Apropos of this post, Aimée asked me about this "bloggers of the No" business. I replied that the novel I'd just finished, Enrique Vila-Matas' Bartleby & Co., is all about writers who refuse to write, writers who have stopped writing, and so on. "If they've stopped writing, how are they still writers?" Ha! I paused before saying something vague to the effect that it had to do with the Blanchot and Heidegger I'd been reading. Ugh. Forgive me for the glibness of this answer. I was tired and fading fast and unsure how much to say before falling asleep. Which is not to say that the Blanchot and Heidegger is not related. But the point I would have tried to get across, were I more awake and able to find the words, is that it's all related, all that I've been writing about here. But this is somehow still unacceptable.

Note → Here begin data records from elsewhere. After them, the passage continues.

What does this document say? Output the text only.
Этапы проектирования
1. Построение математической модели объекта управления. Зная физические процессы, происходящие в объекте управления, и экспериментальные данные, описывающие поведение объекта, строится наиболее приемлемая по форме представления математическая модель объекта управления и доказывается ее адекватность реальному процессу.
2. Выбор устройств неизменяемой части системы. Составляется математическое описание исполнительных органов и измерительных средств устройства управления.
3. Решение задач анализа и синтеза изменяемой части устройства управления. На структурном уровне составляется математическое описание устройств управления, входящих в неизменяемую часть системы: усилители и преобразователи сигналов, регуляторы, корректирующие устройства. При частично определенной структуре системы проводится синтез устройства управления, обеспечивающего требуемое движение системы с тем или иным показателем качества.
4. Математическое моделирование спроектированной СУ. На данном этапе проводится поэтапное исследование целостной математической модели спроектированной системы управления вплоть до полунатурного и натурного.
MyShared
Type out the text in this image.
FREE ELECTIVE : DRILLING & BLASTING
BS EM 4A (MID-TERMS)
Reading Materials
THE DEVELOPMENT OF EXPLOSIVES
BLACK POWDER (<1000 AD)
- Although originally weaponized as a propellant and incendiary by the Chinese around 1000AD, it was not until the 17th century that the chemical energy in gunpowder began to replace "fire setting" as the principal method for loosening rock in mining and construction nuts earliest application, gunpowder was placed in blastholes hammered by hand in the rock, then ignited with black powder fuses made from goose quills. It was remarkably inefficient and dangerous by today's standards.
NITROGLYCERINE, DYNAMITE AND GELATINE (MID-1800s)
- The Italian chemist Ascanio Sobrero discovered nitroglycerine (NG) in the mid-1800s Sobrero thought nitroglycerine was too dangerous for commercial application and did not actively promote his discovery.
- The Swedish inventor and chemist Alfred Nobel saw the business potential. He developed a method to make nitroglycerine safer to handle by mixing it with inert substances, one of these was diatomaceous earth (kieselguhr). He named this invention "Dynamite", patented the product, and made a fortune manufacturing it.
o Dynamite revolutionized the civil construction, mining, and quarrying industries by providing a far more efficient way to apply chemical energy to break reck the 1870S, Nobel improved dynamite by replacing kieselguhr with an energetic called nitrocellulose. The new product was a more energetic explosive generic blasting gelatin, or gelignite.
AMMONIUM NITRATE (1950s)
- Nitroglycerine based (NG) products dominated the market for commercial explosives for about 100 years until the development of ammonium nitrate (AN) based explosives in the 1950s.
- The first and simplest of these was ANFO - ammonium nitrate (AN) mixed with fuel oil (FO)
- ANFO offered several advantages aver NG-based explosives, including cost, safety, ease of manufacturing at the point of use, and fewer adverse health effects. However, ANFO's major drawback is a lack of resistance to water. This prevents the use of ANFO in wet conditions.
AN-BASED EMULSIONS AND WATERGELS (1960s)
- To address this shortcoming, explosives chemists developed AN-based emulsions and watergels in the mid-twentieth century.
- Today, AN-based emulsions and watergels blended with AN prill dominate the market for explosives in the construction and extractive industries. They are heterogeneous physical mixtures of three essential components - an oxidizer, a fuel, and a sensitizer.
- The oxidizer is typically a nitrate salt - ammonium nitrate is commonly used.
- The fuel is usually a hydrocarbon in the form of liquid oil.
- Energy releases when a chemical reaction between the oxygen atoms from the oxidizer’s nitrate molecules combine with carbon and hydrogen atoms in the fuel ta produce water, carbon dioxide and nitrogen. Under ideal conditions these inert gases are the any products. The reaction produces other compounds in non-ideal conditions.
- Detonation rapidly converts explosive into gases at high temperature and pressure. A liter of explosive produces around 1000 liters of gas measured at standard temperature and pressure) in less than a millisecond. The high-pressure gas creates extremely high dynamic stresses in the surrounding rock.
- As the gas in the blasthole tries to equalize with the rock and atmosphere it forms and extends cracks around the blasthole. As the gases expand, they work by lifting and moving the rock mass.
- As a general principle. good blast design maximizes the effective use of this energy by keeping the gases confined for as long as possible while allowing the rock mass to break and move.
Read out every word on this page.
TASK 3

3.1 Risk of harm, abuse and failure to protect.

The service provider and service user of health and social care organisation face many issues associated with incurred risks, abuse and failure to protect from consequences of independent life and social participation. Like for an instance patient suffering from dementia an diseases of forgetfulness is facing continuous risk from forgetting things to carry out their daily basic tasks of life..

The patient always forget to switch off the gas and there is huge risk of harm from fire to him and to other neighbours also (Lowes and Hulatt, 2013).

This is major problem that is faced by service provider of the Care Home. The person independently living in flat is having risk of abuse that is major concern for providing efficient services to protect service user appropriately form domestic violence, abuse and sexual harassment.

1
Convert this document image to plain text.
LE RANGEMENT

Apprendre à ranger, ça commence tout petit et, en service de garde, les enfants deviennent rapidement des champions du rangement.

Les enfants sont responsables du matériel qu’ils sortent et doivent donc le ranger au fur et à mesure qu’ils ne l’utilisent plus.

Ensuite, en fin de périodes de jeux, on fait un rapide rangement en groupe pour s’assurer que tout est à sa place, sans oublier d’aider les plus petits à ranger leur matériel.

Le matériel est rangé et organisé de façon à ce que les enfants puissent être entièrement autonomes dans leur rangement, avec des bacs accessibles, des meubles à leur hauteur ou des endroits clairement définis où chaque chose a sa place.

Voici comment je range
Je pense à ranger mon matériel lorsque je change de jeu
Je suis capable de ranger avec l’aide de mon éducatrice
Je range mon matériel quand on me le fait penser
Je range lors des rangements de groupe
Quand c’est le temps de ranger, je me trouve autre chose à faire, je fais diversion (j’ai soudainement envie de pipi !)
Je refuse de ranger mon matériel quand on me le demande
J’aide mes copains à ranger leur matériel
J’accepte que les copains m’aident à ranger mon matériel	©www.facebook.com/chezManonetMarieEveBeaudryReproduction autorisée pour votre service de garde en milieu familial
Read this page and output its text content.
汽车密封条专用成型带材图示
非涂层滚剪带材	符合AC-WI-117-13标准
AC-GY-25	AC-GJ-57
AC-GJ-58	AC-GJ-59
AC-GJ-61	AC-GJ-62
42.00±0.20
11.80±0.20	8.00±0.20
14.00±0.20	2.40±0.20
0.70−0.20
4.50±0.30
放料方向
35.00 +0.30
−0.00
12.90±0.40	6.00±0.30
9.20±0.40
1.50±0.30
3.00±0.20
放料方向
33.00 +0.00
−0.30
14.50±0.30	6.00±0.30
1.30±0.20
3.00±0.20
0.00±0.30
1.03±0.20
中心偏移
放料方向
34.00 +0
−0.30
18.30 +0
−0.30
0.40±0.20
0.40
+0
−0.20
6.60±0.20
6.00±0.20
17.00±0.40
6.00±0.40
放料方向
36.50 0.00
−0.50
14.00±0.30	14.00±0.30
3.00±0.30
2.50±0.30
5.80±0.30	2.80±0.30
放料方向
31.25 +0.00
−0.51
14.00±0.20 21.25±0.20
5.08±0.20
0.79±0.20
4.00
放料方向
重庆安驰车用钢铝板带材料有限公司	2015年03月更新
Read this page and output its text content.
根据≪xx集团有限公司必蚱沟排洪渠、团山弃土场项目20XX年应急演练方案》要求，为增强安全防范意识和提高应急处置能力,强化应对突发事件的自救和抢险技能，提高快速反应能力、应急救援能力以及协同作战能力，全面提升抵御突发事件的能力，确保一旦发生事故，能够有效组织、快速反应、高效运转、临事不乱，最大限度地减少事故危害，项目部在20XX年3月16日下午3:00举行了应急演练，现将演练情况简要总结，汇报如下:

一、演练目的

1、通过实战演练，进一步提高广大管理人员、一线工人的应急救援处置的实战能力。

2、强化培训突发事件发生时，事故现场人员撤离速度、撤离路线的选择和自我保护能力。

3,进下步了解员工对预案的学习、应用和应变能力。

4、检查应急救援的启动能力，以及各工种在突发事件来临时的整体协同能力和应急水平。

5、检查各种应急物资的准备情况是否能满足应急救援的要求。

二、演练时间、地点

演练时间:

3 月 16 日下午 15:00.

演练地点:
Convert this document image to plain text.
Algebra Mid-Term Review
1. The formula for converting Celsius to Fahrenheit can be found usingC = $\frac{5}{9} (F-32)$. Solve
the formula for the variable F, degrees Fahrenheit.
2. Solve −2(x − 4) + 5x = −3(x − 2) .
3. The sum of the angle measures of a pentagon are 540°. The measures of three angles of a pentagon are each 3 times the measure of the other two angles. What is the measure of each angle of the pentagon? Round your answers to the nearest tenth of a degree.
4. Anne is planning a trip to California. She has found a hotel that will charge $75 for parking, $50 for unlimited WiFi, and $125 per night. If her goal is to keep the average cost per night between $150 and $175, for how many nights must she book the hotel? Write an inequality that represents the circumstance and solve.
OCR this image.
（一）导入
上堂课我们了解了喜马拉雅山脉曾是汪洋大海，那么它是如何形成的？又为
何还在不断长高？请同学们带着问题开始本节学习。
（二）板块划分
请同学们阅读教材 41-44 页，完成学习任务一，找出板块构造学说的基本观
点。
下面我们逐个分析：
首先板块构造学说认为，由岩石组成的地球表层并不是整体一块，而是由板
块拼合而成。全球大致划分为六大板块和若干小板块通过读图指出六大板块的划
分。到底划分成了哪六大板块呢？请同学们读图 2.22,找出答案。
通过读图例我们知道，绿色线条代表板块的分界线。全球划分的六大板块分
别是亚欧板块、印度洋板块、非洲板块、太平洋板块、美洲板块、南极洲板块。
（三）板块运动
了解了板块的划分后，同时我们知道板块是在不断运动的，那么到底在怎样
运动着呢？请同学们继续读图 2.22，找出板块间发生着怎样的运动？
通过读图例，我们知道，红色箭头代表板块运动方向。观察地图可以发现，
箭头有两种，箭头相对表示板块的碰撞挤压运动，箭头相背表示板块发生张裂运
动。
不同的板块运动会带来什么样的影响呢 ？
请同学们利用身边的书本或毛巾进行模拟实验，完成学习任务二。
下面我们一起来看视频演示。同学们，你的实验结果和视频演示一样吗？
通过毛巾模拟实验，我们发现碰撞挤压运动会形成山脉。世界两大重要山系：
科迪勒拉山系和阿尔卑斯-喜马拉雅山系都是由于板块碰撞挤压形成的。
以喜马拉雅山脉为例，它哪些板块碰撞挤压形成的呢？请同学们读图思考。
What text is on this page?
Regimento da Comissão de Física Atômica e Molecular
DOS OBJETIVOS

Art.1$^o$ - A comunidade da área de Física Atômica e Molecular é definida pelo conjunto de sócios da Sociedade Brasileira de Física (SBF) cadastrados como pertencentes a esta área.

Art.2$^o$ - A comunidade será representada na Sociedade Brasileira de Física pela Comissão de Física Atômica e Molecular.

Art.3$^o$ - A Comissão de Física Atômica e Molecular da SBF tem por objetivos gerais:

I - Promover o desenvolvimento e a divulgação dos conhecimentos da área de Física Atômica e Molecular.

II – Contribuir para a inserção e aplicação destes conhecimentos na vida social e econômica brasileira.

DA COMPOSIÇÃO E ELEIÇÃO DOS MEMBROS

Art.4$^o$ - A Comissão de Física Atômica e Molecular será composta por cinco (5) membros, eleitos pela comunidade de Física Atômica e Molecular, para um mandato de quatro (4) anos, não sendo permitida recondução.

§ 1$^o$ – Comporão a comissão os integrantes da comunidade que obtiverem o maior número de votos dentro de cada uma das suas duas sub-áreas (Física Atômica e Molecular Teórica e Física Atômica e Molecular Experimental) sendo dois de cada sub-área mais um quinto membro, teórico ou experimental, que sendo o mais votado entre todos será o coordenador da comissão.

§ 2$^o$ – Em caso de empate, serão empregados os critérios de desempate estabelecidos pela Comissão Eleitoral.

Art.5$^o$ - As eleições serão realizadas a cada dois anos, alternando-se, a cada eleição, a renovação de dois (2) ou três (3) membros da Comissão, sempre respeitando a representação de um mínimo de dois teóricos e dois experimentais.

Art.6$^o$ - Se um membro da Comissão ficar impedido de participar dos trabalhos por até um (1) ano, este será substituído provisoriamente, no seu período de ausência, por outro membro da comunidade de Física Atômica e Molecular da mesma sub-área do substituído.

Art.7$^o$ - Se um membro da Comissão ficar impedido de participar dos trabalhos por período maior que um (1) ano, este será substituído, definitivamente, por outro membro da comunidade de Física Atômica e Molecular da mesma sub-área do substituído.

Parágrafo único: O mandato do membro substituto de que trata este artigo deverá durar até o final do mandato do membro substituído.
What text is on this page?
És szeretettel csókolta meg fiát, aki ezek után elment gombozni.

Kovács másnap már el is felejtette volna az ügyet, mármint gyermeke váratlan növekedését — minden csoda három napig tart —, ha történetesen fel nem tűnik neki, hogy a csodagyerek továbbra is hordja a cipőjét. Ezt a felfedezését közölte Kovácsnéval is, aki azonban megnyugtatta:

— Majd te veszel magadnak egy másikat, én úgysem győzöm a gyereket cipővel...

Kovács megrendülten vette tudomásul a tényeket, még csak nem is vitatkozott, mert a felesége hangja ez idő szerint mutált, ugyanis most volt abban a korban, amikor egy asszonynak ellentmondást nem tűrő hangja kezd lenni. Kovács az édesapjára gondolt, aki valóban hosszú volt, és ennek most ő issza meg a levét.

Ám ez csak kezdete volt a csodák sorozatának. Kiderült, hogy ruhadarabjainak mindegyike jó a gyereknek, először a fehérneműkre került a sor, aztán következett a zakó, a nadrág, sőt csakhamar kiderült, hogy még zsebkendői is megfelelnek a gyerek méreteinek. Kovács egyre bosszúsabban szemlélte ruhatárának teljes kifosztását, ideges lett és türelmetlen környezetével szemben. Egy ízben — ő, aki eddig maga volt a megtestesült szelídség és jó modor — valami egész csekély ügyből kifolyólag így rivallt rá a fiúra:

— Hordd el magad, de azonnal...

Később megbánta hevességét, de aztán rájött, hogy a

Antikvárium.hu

My next post was a passage from Vila-Matas' Montano's Malady. Lloyd Mintern commented that the book has been "as much an influence on [his] personal history, as when [he] first read Alain Robbe-Grillet". I feel I know what he means. Though my reading of Montano's Malady was far from ideal. It took me three (very) sleepy weeks--a long time for a short book--so it was choppier than I would have liked. Even so, I found much to like in the book, as in Bartleby & Co. But more than anything, they made me think of my own problems writing--my own refusals. I feel an urge to write about this, along with a strong reluctance to do so. A voice tells me that I shouldn't write about this, shouldn't blog about it, shouldn't give in to the solipsistic impulse. (I know, it's a blog.) I've gotten away from writing whatever it is I was writing, in favor of writing about myself in terms of the books I'm reading. Or so it seems. Maybe it's just my imagination. I think it's that writing about this enables me to write about other things--existence, politics even. It's that, reading what I've been reading, the Vila-Matas books mentioned above and, of course, Proust and Beckett, I recognize possibilities. I recognize myself, in some sense.
Sometimes it seems easier to just stop--it comes so slowly, and I'm so often so tired. But I still feel that need to get something across, to myself if no one else.